Laborious Rhetoric Response

The Grant-Davie article places constraints as the "hardest of the rhetorical components to define" because of its vagueness, but in my mind its the most critical. Constraints are the meat and potatoes of a rhetorical objective. Exigence, rhetors, and audience follow the constraints that are set in place. It's the fuel to a machine that will perform vastly if changed ever so slightly. The rhetoric in my blog post, final project, or debate with a friend all have hurtles BEFORE worrying about audience and BEFORE worrying about authorial voice.

Seth

1 comment:

  1. I read this post this afternoon and it provoked some questions I couldn't quite form yet, so I left it alone for awhile, thought about it, and now return. I still have the same questions, but maybe I can find words for them now.

    You say, "Exigence, rhetors, and audience follow the constraints that are set in place." I'm curious what you mean by that, because if exigence, rhetors and audience merely follow constraints, what is the point and power of rhetoric? I agree that constraints are, well--constraining--but isn't part of the point of rhetoric to recognize those constraints and find ways to weave your purpose into and through them?

    I realize that by looking in one way at this, I miss several others, so I am genuinely curious of your perspective here. One way I see the constraints is as being part of the exigence, built into me as the rhetor, and encountered by me in the audience. To me, the beauty of rhetoric is in taking all those constraints and weaving meaning through them, by finding the commonalities and even in extolling the differences. Because truly, our differences from each other often make us great. Strengths and weaknesses that compliment; contrast that reveal the ways we are individually valuable: by standing near to the other, we see things about ourselves and others that only differences reveal.
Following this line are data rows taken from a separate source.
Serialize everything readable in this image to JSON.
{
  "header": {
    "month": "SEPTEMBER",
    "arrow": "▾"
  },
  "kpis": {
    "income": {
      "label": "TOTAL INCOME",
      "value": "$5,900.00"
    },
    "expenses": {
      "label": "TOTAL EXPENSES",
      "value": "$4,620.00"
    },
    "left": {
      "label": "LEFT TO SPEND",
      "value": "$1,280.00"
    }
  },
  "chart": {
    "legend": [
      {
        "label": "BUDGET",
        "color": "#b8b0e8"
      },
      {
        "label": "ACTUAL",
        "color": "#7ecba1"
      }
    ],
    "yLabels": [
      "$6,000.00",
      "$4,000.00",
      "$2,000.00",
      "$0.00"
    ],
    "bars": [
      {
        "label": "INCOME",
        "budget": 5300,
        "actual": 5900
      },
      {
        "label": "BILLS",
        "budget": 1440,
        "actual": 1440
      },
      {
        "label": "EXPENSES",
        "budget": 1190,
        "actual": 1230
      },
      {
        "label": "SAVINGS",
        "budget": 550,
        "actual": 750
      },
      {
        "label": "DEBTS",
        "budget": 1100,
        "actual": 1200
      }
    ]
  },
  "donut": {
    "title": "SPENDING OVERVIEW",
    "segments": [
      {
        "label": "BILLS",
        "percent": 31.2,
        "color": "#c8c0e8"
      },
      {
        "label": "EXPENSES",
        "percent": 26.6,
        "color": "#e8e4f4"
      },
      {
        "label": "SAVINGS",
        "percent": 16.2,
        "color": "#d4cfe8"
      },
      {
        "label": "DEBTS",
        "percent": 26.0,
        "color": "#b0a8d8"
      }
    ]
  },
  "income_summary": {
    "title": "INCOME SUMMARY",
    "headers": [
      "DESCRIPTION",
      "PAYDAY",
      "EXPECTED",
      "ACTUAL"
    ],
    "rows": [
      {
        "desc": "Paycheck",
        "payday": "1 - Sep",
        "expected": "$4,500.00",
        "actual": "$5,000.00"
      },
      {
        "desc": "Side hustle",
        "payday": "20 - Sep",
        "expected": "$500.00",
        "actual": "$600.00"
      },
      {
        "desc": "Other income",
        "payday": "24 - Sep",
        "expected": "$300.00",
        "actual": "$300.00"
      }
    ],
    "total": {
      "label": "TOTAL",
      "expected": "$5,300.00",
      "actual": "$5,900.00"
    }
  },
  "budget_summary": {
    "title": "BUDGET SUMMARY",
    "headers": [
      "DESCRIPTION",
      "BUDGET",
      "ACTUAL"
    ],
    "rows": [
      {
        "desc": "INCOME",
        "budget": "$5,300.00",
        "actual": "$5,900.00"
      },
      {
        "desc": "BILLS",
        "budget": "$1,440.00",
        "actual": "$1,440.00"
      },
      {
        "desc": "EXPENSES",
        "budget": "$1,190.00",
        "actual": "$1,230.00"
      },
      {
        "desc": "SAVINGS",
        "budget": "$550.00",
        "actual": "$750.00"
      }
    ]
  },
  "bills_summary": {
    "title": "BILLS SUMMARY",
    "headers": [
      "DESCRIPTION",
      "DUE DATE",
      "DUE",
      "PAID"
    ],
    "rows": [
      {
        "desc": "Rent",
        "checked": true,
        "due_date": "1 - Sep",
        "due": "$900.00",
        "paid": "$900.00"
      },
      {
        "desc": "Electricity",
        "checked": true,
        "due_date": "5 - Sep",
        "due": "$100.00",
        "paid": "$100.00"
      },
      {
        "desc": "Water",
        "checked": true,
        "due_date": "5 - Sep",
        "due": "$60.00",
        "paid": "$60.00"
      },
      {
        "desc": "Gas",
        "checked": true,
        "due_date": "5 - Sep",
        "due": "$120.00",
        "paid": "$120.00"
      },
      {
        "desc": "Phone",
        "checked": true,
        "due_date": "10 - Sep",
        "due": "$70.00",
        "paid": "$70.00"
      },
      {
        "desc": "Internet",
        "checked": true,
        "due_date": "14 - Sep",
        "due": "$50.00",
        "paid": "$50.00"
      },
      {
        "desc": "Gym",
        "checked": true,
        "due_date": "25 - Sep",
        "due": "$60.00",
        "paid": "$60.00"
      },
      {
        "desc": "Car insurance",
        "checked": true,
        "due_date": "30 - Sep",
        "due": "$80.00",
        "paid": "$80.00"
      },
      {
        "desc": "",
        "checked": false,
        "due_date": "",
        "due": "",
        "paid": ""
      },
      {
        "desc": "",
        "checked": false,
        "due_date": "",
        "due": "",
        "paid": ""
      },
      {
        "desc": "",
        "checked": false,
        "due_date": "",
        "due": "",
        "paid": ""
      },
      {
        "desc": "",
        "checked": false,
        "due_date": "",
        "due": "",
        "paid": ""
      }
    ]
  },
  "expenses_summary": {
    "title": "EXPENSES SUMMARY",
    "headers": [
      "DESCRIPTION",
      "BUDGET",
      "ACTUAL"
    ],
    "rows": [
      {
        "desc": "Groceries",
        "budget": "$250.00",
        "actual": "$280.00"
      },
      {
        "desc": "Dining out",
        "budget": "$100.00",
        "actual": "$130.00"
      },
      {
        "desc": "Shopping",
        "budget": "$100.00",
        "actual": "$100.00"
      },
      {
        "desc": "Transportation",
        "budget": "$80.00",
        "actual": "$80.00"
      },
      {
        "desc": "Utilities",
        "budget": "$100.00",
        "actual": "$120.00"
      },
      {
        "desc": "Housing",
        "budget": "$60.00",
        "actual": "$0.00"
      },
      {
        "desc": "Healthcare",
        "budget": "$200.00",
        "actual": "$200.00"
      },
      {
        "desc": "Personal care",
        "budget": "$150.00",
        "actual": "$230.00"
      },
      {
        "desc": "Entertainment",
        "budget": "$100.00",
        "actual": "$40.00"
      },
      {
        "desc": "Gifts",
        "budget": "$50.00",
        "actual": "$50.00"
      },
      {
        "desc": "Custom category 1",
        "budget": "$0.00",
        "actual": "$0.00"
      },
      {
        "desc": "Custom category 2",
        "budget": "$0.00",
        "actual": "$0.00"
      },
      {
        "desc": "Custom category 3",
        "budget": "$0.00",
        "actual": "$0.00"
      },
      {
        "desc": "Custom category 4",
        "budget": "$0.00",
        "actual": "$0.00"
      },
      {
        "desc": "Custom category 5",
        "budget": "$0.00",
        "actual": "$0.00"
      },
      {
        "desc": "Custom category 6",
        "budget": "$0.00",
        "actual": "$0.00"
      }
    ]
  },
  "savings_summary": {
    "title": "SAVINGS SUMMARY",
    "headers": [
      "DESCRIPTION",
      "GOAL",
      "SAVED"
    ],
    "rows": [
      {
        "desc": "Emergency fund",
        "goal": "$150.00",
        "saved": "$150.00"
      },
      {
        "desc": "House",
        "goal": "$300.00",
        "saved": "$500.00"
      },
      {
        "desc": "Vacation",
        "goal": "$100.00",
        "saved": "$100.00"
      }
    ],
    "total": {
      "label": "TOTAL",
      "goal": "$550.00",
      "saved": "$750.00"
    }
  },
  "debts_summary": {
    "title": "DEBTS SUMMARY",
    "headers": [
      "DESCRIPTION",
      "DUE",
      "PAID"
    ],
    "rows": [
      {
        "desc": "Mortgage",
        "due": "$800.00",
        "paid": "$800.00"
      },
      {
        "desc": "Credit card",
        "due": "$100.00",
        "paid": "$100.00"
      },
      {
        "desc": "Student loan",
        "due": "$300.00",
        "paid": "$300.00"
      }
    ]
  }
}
    I see these differences as being part of the constraint--they (audience) are what motivate me (exigence) to be the rhetor that I am. And so my knowledge isn't my own anymore, but was built into what it now is for and by those very "constraints" that hindered me, constraints that without natural rhetorical abilities I might--as you say--have to follow. (Or something like that!)

    Thanks in advance for saying more about this!